Answer: Geoff Corish took over Fresno after much heart searching. She used to take the breed easily with me but then became temperamental in the big ring, especially when handled by male judges. I just knew she was good enough to go to the top but we were not in tune and she would not give for me. I felt a spell with a male handler might be the answer. She fell in love with Geoff, felt he was what she wanted and fluttered her eyelashes at him. He fell for her and
the love affair continues. When she was retired to produce her litter I felt Hackensack, always my favourite, should have his chance. He had often been held back for her during her ‘Top Dog’ year. My only back up was Sue Roberts and although she was a great help at shows she was needed to look after the boarders. It is very difficult to campaign a top dog and a young team without help at the shows and that is why Geoff took over although Hank has always lived with me and I got him ready before the shows.

Question: What for you was your most memorable win?

Answer: It must of course be Crufts, nothing can quite touch that, although as Lesley Howard said “you want to do it all over again and have time to enjoy it”. As a breeder I must also be proud of Fresno as she had to win many Best in Shows to gain her Top Dog title.

Question: Did you find any particular resentment from others after
your tremendous success?

Answer: It is sad that all success in any competition brings out jealousy and spite but one learns not to be too hurt.
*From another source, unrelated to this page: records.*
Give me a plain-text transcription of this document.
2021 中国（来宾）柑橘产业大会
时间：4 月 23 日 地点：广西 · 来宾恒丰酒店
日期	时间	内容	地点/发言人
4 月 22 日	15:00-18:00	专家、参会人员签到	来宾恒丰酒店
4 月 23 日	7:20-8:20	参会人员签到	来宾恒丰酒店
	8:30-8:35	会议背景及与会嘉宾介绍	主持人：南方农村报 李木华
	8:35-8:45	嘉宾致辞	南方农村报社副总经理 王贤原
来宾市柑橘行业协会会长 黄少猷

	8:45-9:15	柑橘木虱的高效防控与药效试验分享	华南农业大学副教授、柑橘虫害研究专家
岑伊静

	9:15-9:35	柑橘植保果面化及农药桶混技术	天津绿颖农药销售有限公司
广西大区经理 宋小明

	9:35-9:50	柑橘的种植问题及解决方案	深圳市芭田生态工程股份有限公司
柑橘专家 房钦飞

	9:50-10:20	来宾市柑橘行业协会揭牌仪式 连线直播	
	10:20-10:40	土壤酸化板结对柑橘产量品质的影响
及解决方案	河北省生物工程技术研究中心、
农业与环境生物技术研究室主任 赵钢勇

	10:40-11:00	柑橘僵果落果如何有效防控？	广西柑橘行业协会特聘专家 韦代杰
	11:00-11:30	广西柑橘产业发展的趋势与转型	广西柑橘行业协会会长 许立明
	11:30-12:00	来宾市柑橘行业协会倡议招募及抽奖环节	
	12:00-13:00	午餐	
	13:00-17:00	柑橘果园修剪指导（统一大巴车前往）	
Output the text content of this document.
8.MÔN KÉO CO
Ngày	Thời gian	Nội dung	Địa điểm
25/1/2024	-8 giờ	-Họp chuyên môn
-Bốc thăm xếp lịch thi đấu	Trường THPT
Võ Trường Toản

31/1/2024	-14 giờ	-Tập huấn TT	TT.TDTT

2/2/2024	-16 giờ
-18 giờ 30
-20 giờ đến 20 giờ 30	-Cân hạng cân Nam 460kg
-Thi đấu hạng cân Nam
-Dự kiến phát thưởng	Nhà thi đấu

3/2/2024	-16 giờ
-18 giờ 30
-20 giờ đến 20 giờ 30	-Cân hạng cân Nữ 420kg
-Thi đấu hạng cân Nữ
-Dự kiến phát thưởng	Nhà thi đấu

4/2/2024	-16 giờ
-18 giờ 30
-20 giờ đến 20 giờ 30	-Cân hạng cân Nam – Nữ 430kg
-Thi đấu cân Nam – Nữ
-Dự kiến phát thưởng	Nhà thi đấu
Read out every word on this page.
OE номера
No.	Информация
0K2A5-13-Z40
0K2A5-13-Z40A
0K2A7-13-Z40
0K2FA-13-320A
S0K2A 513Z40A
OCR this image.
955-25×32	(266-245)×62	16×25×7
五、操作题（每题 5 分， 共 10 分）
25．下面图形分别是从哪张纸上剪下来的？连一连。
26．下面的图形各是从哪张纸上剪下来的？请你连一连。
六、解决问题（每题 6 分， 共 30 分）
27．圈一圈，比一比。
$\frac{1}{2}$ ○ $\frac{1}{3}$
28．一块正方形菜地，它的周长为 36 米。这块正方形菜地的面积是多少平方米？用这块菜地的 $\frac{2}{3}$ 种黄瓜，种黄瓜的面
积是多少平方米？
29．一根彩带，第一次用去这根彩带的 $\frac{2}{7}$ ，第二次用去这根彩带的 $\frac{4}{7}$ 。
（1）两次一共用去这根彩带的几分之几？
The majority in the breed took great pride in Hank’s success and there are very few who are not Fresno fans. My greatest joy has come from the pleasure that Hank’s win has given to people in other breeds who love the sight of a beautiful creature and to so many do lovers who never go to a show but watched him on television. It is seldom that any criticism
of my dogs is levelled directly at me. I hope I take what is constructive because surely this is a way to learn, but I do find that which is reported to me second or third hand most hurtful and
disturbing chiefly because there is no opportunity to reply. All my dogs can always be seen and examined, it is most helpful to go over one’s dogs with a knowledgeable breeder, sometimes one
finds new faults as well as virtues!

Question: How many Champions has Saxonsprings now produced?

Answer: I think the total to date is fourteen, several of whom have gone on to gain their titles in Scandinavia, Western Europe and America and there are six or seven abroad who left before becoming champions at home.

Question: Which other Lhasas, not owned or bred by yourself, have
you particularly admired?

Answer: It was Ann Matthews’ Apsos, including Tungwei and Puti who first attracted me to the breed, but I can still remember the beauty of Bobette and Hera, the latter especially I remember seeing at one of the early shows at Oxford. Of all the beautiful dogs I saw in the States the one I most admired, with all the qualities I most wanted, was Am.Ch. Orlanes Brandywyne, mother of Intrepid and daughter of the great Am.Ch. Barcons the Avenger. All the top winners of the past
years, including Alexander, Piperman, Gregor, Bhu-Sun, Hitchcock, Malcolm and Pepper were good Apsos, correct to the standard, who had the extra something which made them stand out.

Question: What do you Lhasa Apso breeders of the future will remember
as your greatest contribution to the breed, or haven’t you achieved it
yet?

Answer: I should like to feel I was instrumental in weaving together a few of the various strands and I feel very proud when I see winning dogs in whose pedigree my prefix appears, but it is also good to think of the many puppies from Saxonsprings, free from major faults, whose
beauty, love and charming characters have given so much pleasure and let so many people appreciate our lovely breed.